Memória LEOUVE

A roda de Temer e a propaganda agradecida

A roda de Temer e a propaganda agradecida

Eu confesso que nunca tinha pensado nisso, mas como será mesmo que ele conheceu a própria mulher, ou será que é mesmo verdade que ele está escrevendo um romance? Fiquei matutando isso porque essas parecem ter sido as principais questões que afligiam os jornalistas convidados pela TV Cultura para entrevistar o presidente Michel Temer nos 30 anos do Roda Viva, que foi ao ar na noite desta segunda-feira, véspera do feriado da República.

 

Alguém assistiu?
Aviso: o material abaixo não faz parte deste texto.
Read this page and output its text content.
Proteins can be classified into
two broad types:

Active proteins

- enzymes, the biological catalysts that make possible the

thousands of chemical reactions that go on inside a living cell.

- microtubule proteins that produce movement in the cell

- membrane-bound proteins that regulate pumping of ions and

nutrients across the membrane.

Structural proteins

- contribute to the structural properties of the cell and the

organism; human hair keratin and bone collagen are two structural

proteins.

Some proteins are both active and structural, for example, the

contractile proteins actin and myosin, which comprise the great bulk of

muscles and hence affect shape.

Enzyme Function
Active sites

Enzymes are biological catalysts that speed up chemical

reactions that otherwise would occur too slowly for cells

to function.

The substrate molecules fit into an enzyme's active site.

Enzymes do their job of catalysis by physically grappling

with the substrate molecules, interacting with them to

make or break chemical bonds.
Eu confesso que não esperava muito mais que afagos ao senhor presidente e uma ou duas perguntas de fundo, mas o tom absolutamente serviçal dos profissionais convidados me surpreendeu e, confesso, me fez ter uma certa vergonha da profissão que escolhi há mais de 20 anos.

 

 

Porque a maioria das questões relevantes pro país foram solenemente ignoradas. A crise, por exemplo, não passou no vocabulário dos perguntadores, e as questões mais cabeludas tiveram respostas simples do entrevistado sem qualquer contestação dos entrevistadores.

 

Tudo devidamente respeitoso e protocolar.

 

No ponto mais quente, Temer disse com todas as letras que uma eventual prisão de Lula, que é denunciado em pelo menos três processos nas esferas da Justiça federal e estadual, não seria bom nem pro país nem pro governo dele, e assumiu o lado da banda podre que o apoia no Congresso, deixando antever nas entrelinhas que não fará cara feia se os congressistas aprovarem mesmo panos quentes pras ações contra a corrupção.

 

Sem contestações.

 

Mas pra levantar a bola do presidente, os jornalistas bateram um bolão. Numa das tabelinhas, os jornalistas de plantão perguntaram várias vezes se Temer pretendia concorrer à eleição em 2018, mas ignoraram um detalhe inconveniente: é que o TRE paulista o declarou “ficha suja” e que, portanto, Temer é inelegível.

 

Mas os jornalistas não quiseram falar disso.

 

Os escrevinhadores também não acharam importante falar na delação da Odebrecht, que cita vários dos seus ministros e onde José Serra é acusado de receber R$ 23 milhões em um banco suíço, e também não citaram o cheque de R$ 1 milhão doado por uma empreiteira diretamente pra campanha de Temer.

 

Afinal, isso interessa pra quem, não é mesmo?

 

Depois, foi uma festa só, com direito a transmissão ao vivo pelas redes sociais. E foi aí que a porca torceu o rabo e que qualquer máscara acabou no chão: os jornalistas elogiaram Temer e parabenizaram uns aos outros como se comemorassem a vitória de seu time do coração no campeonato.

 

E veio o grande final: o próprio Temer, faceiro como mosca em rolha de xarope, cumprimentou a todo pela propaganda. Isso mesmo: propaganda.

 

Arrancou gargalhadas subservientes de seus subalternos jornalistas.

 

E eu, ri amarelo, e lembrei que, certa vez, o jornalista americano William Randolph Hearst disse que jornalismo é aquilo que alguém não quer ver publicado. O resto, como acertou na mosca Michel Temer, é propaganda.